What is this flake of wax doing on the frame? It's dirt and it shouldn't be there, when the metal casting has started, this dirt will be removed and a hole will be remaining.


 These are the simple implements I'm using for these wax-repairs.


 Keep your large wax-file clean at all times. You can't file your waxes accurately if your file is full of any residue. USE THE WIRE BRUSH TO CLEAN AS OFTEN AS YOU CAN.

This "blue joining" wax is put there for one important reason. When the metal is being cast, metal has to flow from one side to the other, afterwards this can be removed with little effort. 

 I like to keep my soft wax on a steel block, why? If I'm holding the wax in my warm fingers, this wax may get be distorted. I like to have the delicate wax get cool again.

 Even if the wax-frame could be resting on the steel block, it's just to keep it cool.
 
  A great idea is the "burn" off the residue wax off of your hot 'wire-tipped' pen. This is the best way of cleaning your wax-tips.

 If you 'feel' that the wax-form is too thin for casting, then fill in the 'hollow' areas with the wax-pen.


 Let the wax fill in to a level that you need. You need a good secure metal cast, not a poor looking thin pendant.

 This wax-form is needing a "fill-in" PLUS a repair on the inside edge. 

 This is my wax-pen, I wrote a "smiley-face" which meant that the desired temperature is good where it is.

 The word "wax" meant that I mustn't go any higher with this 'melting heat'. I experimented many times to find the correct melting temperature.



 There is dirt on the form and this has to be removed NOW and not after the casting.
 
  AVOID touching the soft wax-form, that's why I'm using plastic gloves.

 The top of the wax-bezel is not smooth, meaning that in the metal form, there will be defects for setting.

 Any adjustments MUST be corrected prior to metal casting.

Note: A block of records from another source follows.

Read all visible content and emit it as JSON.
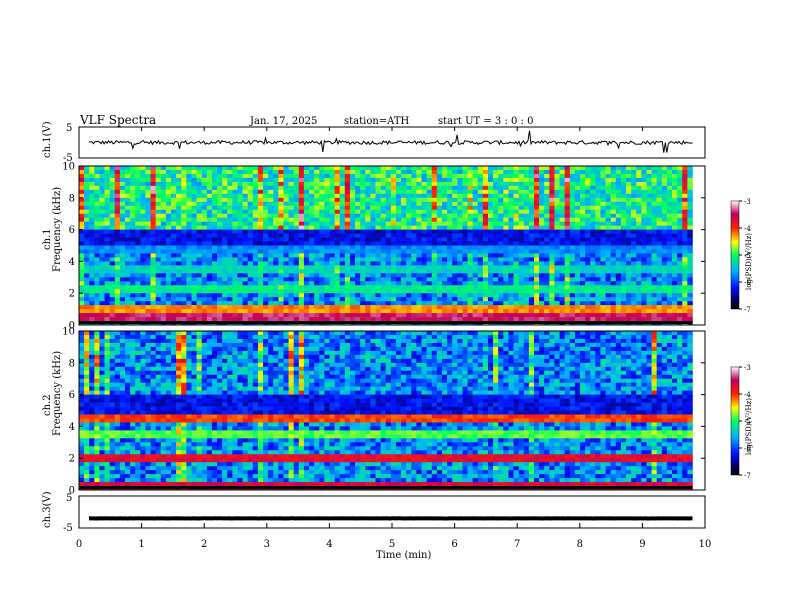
{
  "header": {
    "title": "VLF  Spectra",
    "date": "Jan. 17, 2025",
    "station": "station=ATH",
    "start": "start  UT  =     3  : 0   : 0"
  },
  "chart_data": [
    {
      "type": "line",
      "id": "ch1",
      "ylabel": "ch.1(V)",
      "ylim": [
        -5,
        5
      ],
      "y_ticks": [
        "5",
        "-5"
      ],
      "xlim": [
        0,
        10
      ],
      "baseline": 0
    },
    {
      "type": "heatmap",
      "id": "ch1_spec",
      "ylabel_top": "ch.1",
      "ylabel": "Frequency  (kHz)",
      "ylim": [
        0,
        10
      ],
      "y_ticks": [
        "0",
        "2",
        "4",
        "6",
        "8",
        "10"
      ],
      "xlim": [
        0,
        9.8
      ],
      "colorbar": {
        "label": "log(PSD)(V²/Hz)",
        "range": [
          -7,
          -3
        ],
        "ticks": [
          "-3",
          "-4",
          "-5",
          "-6",
          "-7"
        ]
      },
      "bands": [
        {
          "f": 0.5,
          "level": -3.6
        },
        {
          "f": 1.0,
          "level": -4.4
        },
        {
          "f": 2.2,
          "level": -5.3
        },
        {
          "f": 3.6,
          "level": -5.5
        },
        {
          "f": 4.8,
          "level": -5.9
        }
      ]
    },
    {
      "type": "heatmap",
      "id": "ch2_spec",
      "ylabel_top": "ch.2",
      "ylabel": "Frequency  (kHz)",
      "ylim": [
        0,
        10
      ],
      "y_ticks": [
        "0",
        "2",
        "4",
        "6",
        "8",
        "10"
      ],
      "xlim": [
        0,
        9.8
      ],
      "colorbar": {
        "label": "log(PSD)(V²/Hz)",
        "range": [
          -7,
          -3
        ],
        "ticks": [
          "-3",
          "-4",
          "-5",
          "-6",
          "-7"
        ]
      },
      "bands": [
        {
          "f": 0.3,
          "level": -3.8
        },
        {
          "f": 2.0,
          "level": -3.9
        },
        {
          "f": 3.5,
          "level": -5.0
        },
        {
          "f": 4.5,
          "level": -4.2
        }
      ]
    },
    {
      "type": "line",
      "id": "ch3",
      "ylabel": "ch.3(V)",
      "ylim": [
        -5,
        5
      ],
      "y_ticks": [
        "5",
        "-5"
      ],
      "xlim": [
        0,
        10
      ],
      "baseline": -2,
      "xlabel": "Time  (min)",
      "x_ticks": [
        "0",
        "1",
        "2",
        "3",
        "4",
        "5",
        "6",
        "7",
        "8",
        "9",
        "10"
      ]
    }
  ],
  "colors": {
    "axis": "#000000",
    "trace": "#000000"
  }
}
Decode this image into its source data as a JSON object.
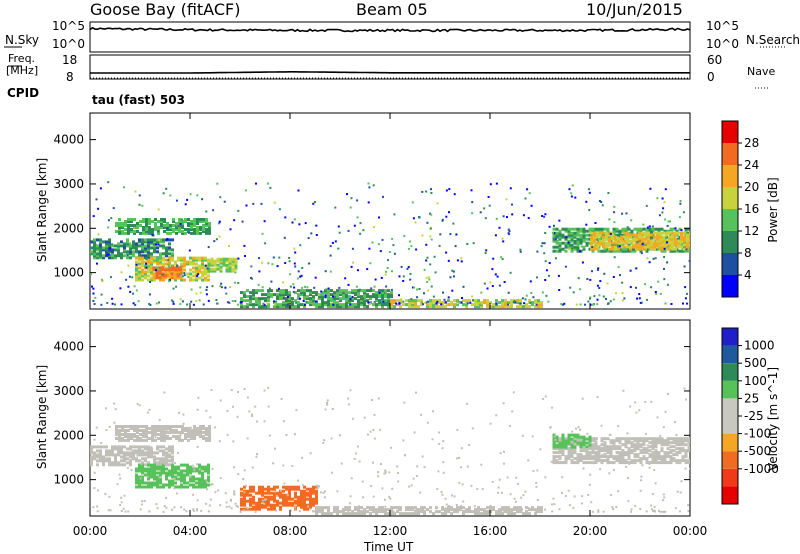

 The sprue is not thick enough for transferring metal from one side to the other.
 
  With this particular design, this wax will be too thin for casting. It looks rather shallow, as you can see light shining through it. 


 Remember not to have your wax-pen touch the frame.

 If you do touch the pen to the frame, you could very easily melt this important area. "Repairing waxes" is not always an easy thing to do. 

 With the "3-blade" bur, remove any residual wax that is remaining.

 Core out that area on either side, YOU MUST GET RID OF ANY UNUSED WAX.
 
 If necessary, re-drill the hole and make it larger just to get it clean again.

   You can see how great this wax-form is now looking, free of any underneath defects.

 GENTLY FILE AWAY ANY "LITTLE BUBBLES". In the metal, it's so much more difficult, trust me!


Again, make the "connecting sprue" much thicker, prior to casting.

Get rid of the little specks of dirt...NOW! If not now, after the casting those little spots will be holes.


 Don't let the hot pen-tip get near the desired wax pattern. The heat that is flowing from the tip will be enough for you!

 Important words for you to remember "melt the wax & file clean again"
 
 If you have to re-drill any holes, don't have them too close together for Pave' setting.

 This has been a rather challenging exercise. The Difficulty Scale for this project is a definite "8.5 out of 10" with much practice ensuing.